Do you usually keep your petrol tank full up or do you leave the dial go down and down until you cannot avoid it any longer? Well there are reasons why you should in fact try to keep your petrol tank filled up at all times, particularly in the winter months.
Firstly, if you always ensure the you have enough fuel to keep the car going, it is obvious you are less likely to run out and be caught in a difficult situation. This may seem like common sense but when you are running out of petrol it is often easy to leave yourself caught short and be in desperate need of the nearest garage at short notice when the petrol light shows. Dependent on where you are it may be a few miles before you find a station so you may come close to running out.
We have advanced with technology somewhat in recent years and now almost all vehicles come with some kind of warning signal when it’s running out of fuel- whether it’s a light, an alarm or both. But always relying on these warning symbols is not ideal and as stated above, you may be caught in a tight spot.

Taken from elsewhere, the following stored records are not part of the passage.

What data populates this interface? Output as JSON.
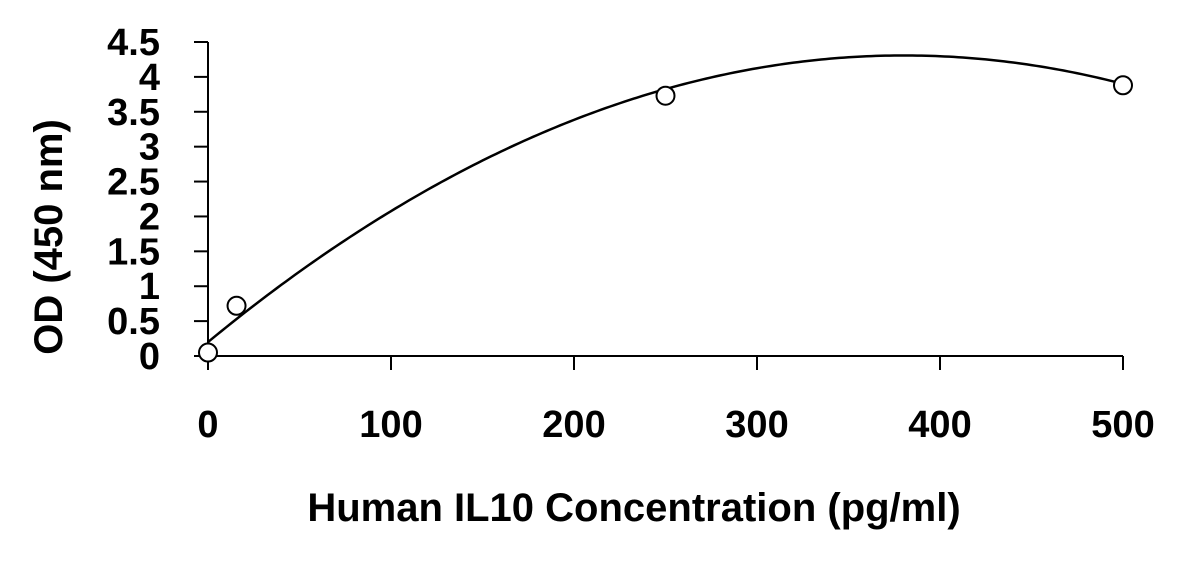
{
  "chart_data": {
    "type": "scatter",
    "title": "",
    "xlabel": "Human IL10 Concentration (pg/ml)",
    "ylabel": "OD (450 nm)",
    "xlim": [
      0,
      500
    ],
    "ylim": [
      0,
      4.5
    ],
    "x_ticks": [
      0,
      100,
      200,
      300,
      400,
      500
    ],
    "x_tick_labels": [
      "0",
      "100",
      "200",
      "300",
      "400",
      "500"
    ],
    "y_ticks": [
      0,
      0.5,
      1,
      1.5,
      2,
      2.5,
      3,
      3.5,
      4,
      4.5
    ],
    "y_tick_labels": [
      "0",
      "0.5",
      "1",
      "1.5",
      "2",
      "2.5",
      "3",
      "3.5",
      "4",
      "4.5"
    ],
    "grid": false,
    "series": [
      {
        "marker": "open-circle",
        "points": [
          {
            "x": 0,
            "y": 0.05
          },
          {
            "x": 15.6,
            "y": 0.72
          },
          {
            "x": 250,
            "y": 3.73
          },
          {
            "x": 500,
            "y": 3.88
          }
        ]
      }
    ],
    "trendline": {
      "type": "polynomial-2",
      "coefficients": [
        0.2,
        0.0216,
        -2.84e-05
      ]
    }
  },
  "colors": {
    "line": "#000000",
    "marker_fill": "#ffffff",
    "marker_stroke": "#000000"
  }
}
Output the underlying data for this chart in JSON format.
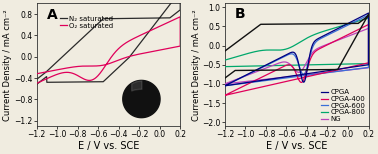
{
  "panel_A": {
    "label": "A",
    "xlim": [
      -1.2,
      0.2
    ],
    "ylim": [
      -1.3,
      1.0
    ],
    "xlabel": "E / V vs. SCE",
    "ylabel": "Current Density / mA cm⁻²",
    "yticks": [
      -1.2,
      -0.8,
      -0.4,
      0.0,
      0.4,
      0.8
    ],
    "xticks": [
      -1.2,
      -1.0,
      -0.8,
      -0.6,
      -0.4,
      -0.2,
      0.0,
      0.2
    ],
    "legend": [
      "N₂ saturated",
      "O₂ saturated"
    ],
    "colors": [
      "#2a2a2a",
      "#e0005a"
    ]
  },
  "panel_B": {
    "label": "B",
    "xlim": [
      -1.2,
      0.2
    ],
    "ylim": [
      -2.1,
      1.1
    ],
    "xlabel": "E / V vs. SCE",
    "ylabel": "Current Density / mA cm⁻²",
    "yticks": [
      -2.0,
      -1.5,
      -1.0,
      -0.5,
      0.0,
      0.5,
      1.0
    ],
    "xticks": [
      -1.2,
      -1.0,
      -0.8,
      -0.6,
      -0.4,
      -0.2,
      0.0,
      0.2
    ],
    "legend": [
      "CPGA",
      "CPGA-400",
      "CPGA-600",
      "CPGA-800",
      "NG"
    ],
    "colors": [
      "#000080",
      "#e0005a",
      "#3a6fd8",
      "#00a86b",
      "#bb44bb"
    ]
  },
  "bg_color": "#f0ece0",
  "font_size": 7
}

But is there a technical reasons why we should all try to keep plenty of fuel in our cars? Well, in a word- yes- there is. In the winter, the outside temperature can vary and obviously it’s a lot colder than it would be in the summer months. When we drive our cars, or if the vehicle is stored in a warm garage, heat is produced which contrasts from the cold air outside. What happens when the cold and warm meet is that condensation is produced within the tank. Water in a fuel tank is dangerous- if water were to get into the fuel lines it could cause untold damage to the vehicle not to mention waters habit of freezing in icy conditions. Water is heavier than fuel and so will naturally drop to the bottom of the tank when fuel is inside. Therefore it is worth driving with a tank that is at least half full and preferably more.
Similarly there are reasons in the summer months for keeping your vehicle topped up. The higher temperatures will ensure that a certain percentage evaporates off and can cause a lack of fuel in the tank. If there’s not much left anyhow, then you are risking being in danger of the vehicle’s fuel drying up altogether- something which should be avoided at all costs.
Particles tend to build up in a tank over the years and constantly using the “dregs” at the bottom of the tank can be damaging to the fuel pipes and engine. So allowing the tank to continuously get low should be avoided.
Whilst it is common knowledge that fuel prices are high and filling up is often left until necessary down to the cost of fuel, it may be more cost efficient long term to do the right thing and keep the tank topped up. So bear the advice in mind when you next drive past the local garage and invest in fuel!